Practicing Our Posture

posture1My heart is in anguish within me; the terrors of death have fallen on me. Fear and trembling have beset me; horror has overwhelmed me. I said, “Oh, that I had the wings of a dove! I would fly away and be at rest. (Psa 55:4-6 NIV)

Fear can cause us to respond to our environment in ways that are not positive. If we are not careful, it can derail our lives and hinder progress toward our destiny. There are three ways that people naturally respond when afraid: Fight, Flight or Freeze. Depending on the situation each response may be good or bad.

In certain situations, fighting can be an appropriate and necessary response. I worked my way through college as a security guard. One Friday night I was given the task of working a football game at my old High School. While talking to some people I knew, a man came and stood in the middle of the entrance. I explained to him that according to the law, he needed to pay and come in or he would have to leave. He left, but a few minutes later he returned and once again stood in the middle of the entrance. I repeated my earlier explanation to which he responded, “I went away and thought about it, but I’m on drugs and I don’t care.” He then reached inside his vest as if getting a gun. As you may imagine, fear swept over me. Although I carried a revolver, I had always wondered if I would actually be able to use it on a person. When I realized the kids and teachers were in danger, I immediately knew that I would do anything necessary to protect them and I reached for my side-arm.

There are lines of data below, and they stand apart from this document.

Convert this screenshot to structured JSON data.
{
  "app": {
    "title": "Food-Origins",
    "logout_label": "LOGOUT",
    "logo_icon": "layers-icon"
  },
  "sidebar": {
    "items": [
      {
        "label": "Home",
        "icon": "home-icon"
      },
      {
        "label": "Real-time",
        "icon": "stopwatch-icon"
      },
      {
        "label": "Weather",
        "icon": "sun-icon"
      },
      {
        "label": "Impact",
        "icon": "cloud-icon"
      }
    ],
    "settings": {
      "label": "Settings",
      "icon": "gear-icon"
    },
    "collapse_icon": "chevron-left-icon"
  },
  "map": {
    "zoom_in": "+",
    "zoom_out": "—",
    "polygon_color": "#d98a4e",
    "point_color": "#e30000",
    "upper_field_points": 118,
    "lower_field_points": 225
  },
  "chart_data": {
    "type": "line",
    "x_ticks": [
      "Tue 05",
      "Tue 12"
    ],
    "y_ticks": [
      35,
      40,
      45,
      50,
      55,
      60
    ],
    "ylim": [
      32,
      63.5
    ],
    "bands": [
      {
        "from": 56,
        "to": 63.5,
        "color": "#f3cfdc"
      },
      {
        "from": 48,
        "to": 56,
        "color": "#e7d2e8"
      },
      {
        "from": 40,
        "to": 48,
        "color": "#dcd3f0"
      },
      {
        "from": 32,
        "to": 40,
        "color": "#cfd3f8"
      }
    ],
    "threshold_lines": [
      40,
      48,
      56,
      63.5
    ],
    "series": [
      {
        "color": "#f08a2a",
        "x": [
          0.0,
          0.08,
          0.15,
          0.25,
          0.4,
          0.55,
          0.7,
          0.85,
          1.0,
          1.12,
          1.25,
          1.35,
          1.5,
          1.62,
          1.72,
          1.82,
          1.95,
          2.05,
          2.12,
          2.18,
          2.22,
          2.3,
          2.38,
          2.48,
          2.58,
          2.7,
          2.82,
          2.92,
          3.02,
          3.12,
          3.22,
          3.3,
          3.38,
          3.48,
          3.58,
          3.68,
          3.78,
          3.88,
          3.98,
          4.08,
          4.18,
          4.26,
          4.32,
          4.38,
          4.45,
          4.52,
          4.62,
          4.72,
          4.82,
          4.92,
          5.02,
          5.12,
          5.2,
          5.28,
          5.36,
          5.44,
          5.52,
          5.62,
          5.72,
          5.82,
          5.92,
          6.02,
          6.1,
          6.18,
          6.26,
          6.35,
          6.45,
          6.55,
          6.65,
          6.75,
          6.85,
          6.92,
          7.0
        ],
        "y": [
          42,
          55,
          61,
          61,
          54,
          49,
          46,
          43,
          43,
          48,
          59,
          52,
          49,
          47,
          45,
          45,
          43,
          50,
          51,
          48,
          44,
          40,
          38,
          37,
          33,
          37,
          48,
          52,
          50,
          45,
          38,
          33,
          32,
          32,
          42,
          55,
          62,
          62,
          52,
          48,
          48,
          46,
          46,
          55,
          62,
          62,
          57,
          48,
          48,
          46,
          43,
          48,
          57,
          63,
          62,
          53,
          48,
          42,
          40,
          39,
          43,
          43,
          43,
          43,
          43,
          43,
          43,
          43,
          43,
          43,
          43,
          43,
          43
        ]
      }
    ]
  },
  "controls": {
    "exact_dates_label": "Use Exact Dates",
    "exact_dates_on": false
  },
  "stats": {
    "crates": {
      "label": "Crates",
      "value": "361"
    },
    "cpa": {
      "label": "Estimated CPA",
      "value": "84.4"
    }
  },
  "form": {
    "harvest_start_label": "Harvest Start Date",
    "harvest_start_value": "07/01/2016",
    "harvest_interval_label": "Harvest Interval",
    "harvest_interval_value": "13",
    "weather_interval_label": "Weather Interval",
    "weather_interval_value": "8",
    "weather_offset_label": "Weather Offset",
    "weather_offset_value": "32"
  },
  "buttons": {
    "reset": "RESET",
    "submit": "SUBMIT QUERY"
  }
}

The antithesis of fear is faith. But how do we learn to overcome fear with faith? Firstly, we must understand that God gives us each a measure of faith. (Rom 12:3) We learn to use it though exercise.

The FBI uses a model town called “Hogan’s Alley” to train law enforcement officers to overcome fear and surprise so they respond appropriately 100% of the time. At random intervals, various targets pop up. Some are bad guys, some are law enforcement and some are ordinary citizens. If the trainee overreacts, they shoot the wrong targets. If they run away they fail the mission. If they freeze they get “killed.” The first time through, most officers score poorly often “killing” innocent victims or getting “shot” themselves. Over time however, they learn to quickly filter the good guys from the bad guys. This training prepares them for real life scenarios when the stakes are much higher.

In a similar way, God allows us to go through many things that give us the opportunity to train our faith and learn how to respond appropriately before the stakes get too high. It is important that we learn well during these small events so we are ready when the big ones come.

You’re probably wondering what happened at the football game. Thanks to God, I was able to talk him down and the situation was diffused without violence. In this case it was very good that I did not allow fear to guide my actions. On the other hand, if he had drawn a gun, fighting may have been the only “good” option in order to protect the innocent. In the end our most important fight is the fight of faith. Do we trust God to get us through? If not maybe we could use a little more practice.


Father, thank You for the gift of faith. Teach us to overcome our fears with faith and to always respond well in every situation. May we encourage one another and build each other’s faith through testimony of the great things You have done! Amen!